En Atención al Cliente, que es uno de nuestros puntos fuertes, es más complicado aplicarla. Pero estamos dándole vueltas para ver cómo le podemos sacar partido. Hay que ver la Inteligencia Artificial como un apoyo para facilitar las tareas de los equipos y poder centrarse en otras que aportan más valor al negocio.

¿Qué haces en tus tiempos libres?
Viajar y comer son mis dos grandes pasiones. Supongo que es algo que he heredado de mis padres y que me conecta con otra realidad fuera del ámbito laboral. 

¿Un país que te haya gustado especialmente?
Uno de los últimos viajes que más me ha gustado ha sido a Namibia, que visité en familia.
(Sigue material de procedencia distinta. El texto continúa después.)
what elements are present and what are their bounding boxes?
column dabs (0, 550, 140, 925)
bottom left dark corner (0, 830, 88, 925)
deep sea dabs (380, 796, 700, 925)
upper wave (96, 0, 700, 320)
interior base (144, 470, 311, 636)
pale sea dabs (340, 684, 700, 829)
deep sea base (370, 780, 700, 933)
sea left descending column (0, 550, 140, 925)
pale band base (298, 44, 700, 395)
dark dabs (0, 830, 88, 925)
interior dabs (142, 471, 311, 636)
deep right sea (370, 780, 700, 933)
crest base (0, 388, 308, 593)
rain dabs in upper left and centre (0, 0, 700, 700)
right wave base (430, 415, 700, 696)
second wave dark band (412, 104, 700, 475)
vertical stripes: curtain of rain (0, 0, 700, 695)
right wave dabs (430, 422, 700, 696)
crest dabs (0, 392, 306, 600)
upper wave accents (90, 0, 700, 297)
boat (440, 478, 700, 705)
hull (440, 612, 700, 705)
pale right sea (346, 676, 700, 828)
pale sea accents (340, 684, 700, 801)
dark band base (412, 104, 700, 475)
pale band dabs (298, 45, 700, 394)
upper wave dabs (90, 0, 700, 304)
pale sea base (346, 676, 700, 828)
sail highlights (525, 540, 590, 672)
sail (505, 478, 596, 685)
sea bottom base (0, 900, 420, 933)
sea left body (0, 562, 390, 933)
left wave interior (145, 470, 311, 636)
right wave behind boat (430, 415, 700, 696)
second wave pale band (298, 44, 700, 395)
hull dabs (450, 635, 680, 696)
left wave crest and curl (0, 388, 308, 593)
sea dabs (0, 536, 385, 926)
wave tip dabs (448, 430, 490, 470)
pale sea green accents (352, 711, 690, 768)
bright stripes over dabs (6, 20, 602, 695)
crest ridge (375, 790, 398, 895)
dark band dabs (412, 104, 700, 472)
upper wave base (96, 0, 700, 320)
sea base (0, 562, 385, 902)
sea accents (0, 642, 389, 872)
Una combinación de paisajes, culturas, gente y alojamientos impresionantes.   

Hablas de alojamientos, ¿En qué te fijas cuando vas a un hotel?  
Una vez llego al hotel, me fijo en todo. Trato de alojarme en hoteles que me aporten algo y creo que es normal, dado a lo que me dedico (risas). 

¿Cómo compaginas tu vida familiar con el trabajo?
Tengo una máxima esencial que es la de tratar de ser productiva. Eso implica marcarse límites para saber hasta dónde hay que llegar. Y eso facilita la conciliación de la vida personal y profesional.   

¿Un chef con el que te gustaría trabajar?
Yo, si pudiera, lo haría con alguien cercano. Me gusta especialmente Nandu Jubany porque trata el producto muy bien. Es un profesional maravilloso.

¿Cuál es tu plato estrella?
Un buen pescado al horno, sabroso y con una buena guarnición que lo acompañe. Sin grandes complicaciones. Bien ejecutado. 

¿Un restaurante pendiente?
Me falta, de momento, Disfrutar, que tengo en la lista de prioridades absolutas, pero creo que hay grandes proyectos gastronómicos y una diversidad única en Barcelona.  

¿Qué personaje ilustre se ha alojado en vuestro hotel (y puedas explicar)?
Hemos tenido algunos famosos en ambos hoteles, pero para eso somos muy discretos. El hotel es muy “de casa” para nuestros invitados y sería contraproducente dar nombres. 

¿A quién te gustaría invitar a quedarse una noche gratis en el hotel?
Así, tirando alto, me encantaría que viniera Bill Gates.  

¿Alguna anécdota?
Deberías hacer esa pregunta a los recepcionistas de nuestros hoteles, pero es normal que siempre pasen cosas “curiosas”: desde un huésped que se paseó desnudo por el hotel hasta extrañas discusiones entre parejas. Los hoteles son todo un mundo.